According to the NHS website, pros of a Home Birth include:

  • Being in familiar surroundings where you may feel more relaxed and able to cope
  • You don’t have to interrupt your labour to go into hospital
  • You will not need to leave your other children, if you have any
  • You will not have to be separated from your partner after the birth
  • You are more likely to be looked after by a midwife you have got to know during your pregnancy
  • You are less likely to have intervention such as forceps or ventouse than women giving birth in hospital

Above all else, of course, safety of both the mother and baby is paramount, so it is important to know and understand the risks as well as the benefits. The Birthplace Study found that 45 out of 100 women having their first baby at home were transferred to hospital, compared with only 12 out of 100 women having their second or subsequent baby. These were not all emergency situations, however, but more likely to be due to a first time mother not knowing what to expect from the birthing experience.

The risk of ‘poor outcome’ as a result of a home birth is actually pretty low, with women having their first baby at home slightly increasing the risk from 5 in 1,000 for a hospital birth to 9 in 1,000 – almost 1% – for a home birth. However, for women having their second or subsequent baby, a planned home birth is statistically as safe as having your baby in hospital or a midwife-led unit.

As with all things parenthood though, the choice is ultimately yours. And that is the key thing to remember. Knowledge is power, as this gives you the chance to make a decision based on facts, rather than scare-mongering fiction that is often drummed up by the media, such as in this case with Meghan Markle.

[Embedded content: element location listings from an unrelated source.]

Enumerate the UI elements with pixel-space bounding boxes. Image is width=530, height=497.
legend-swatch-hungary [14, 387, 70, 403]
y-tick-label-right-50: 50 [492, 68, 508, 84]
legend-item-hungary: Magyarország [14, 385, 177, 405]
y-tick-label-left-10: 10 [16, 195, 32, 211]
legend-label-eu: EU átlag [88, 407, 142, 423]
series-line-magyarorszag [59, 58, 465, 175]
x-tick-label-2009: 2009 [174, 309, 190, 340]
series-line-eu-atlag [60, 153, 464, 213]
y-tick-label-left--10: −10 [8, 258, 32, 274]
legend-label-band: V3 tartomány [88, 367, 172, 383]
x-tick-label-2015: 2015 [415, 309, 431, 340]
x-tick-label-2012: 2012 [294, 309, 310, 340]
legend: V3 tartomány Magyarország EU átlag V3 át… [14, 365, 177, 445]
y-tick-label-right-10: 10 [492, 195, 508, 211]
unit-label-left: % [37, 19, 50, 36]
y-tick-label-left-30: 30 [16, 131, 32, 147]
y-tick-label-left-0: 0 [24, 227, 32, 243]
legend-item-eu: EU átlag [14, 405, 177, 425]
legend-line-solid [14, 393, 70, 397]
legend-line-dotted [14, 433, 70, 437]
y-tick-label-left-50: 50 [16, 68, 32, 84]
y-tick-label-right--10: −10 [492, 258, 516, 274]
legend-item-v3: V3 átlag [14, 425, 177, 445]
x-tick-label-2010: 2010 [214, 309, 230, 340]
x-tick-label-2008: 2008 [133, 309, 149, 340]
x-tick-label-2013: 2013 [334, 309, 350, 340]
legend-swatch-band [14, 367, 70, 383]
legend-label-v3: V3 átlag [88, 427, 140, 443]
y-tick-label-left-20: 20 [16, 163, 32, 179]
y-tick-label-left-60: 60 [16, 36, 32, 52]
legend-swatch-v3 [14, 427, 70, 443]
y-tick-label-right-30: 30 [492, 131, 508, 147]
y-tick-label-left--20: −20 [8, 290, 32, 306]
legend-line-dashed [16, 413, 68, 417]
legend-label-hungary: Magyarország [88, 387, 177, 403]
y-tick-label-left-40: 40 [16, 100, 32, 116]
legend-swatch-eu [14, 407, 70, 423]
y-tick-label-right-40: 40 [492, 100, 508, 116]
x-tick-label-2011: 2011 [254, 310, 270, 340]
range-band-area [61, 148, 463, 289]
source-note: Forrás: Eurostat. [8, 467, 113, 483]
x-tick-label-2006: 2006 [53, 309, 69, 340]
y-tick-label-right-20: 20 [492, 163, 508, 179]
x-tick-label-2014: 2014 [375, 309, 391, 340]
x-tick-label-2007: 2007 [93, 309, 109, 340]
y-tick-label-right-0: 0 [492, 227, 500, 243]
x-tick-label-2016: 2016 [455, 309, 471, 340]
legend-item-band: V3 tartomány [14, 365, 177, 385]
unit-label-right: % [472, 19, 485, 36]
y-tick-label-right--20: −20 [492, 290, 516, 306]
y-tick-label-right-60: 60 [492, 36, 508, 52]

Many women will opt for a hospital, or Midwife Led Unit birth, but, for the benefit of all mothers and babies and the chance to make our own minds up, we must all understand that a home birth is an equally valid and respectable option. Not irresponsible, as many are saying in current press, but natural and in most cases, beautiful.

Of her own home birth experiences, Babycup founder Sara says

“I was so happy with the decision to have home births. It was very special and I was able to stay in a cosy, cocoon of calm. I would even go so far as to say I enjoyed it! That’s not to say it wasn’t painful. There was still that feeling when it’s all mounting up and you think you can’t do this but, as most experience with the ‘self-doubt phase’, it was fleeting and, (unbeknown to me the first time round), was the signal that a beautiful thing (literally!) was about to arrive.

After the births of each of my children, my husband made tea and toast for the midwives and me. I was able to take a shower in my own home and our newly extended family could snuggle up in our own bed. For babies two and three, big sisters were asleep in their beds whilst I gave birth and no-one was disturbed.

I feel as though it is incredibly important to give birth where you, personally, feel most happy too. I found that positive starting point to be helpful. Plenty of people said “Oh, you’re brave!” But I wasn’t brave, I was just choosing to give birth where I felt I would have the best chance of a great labour and for me, that was at home.”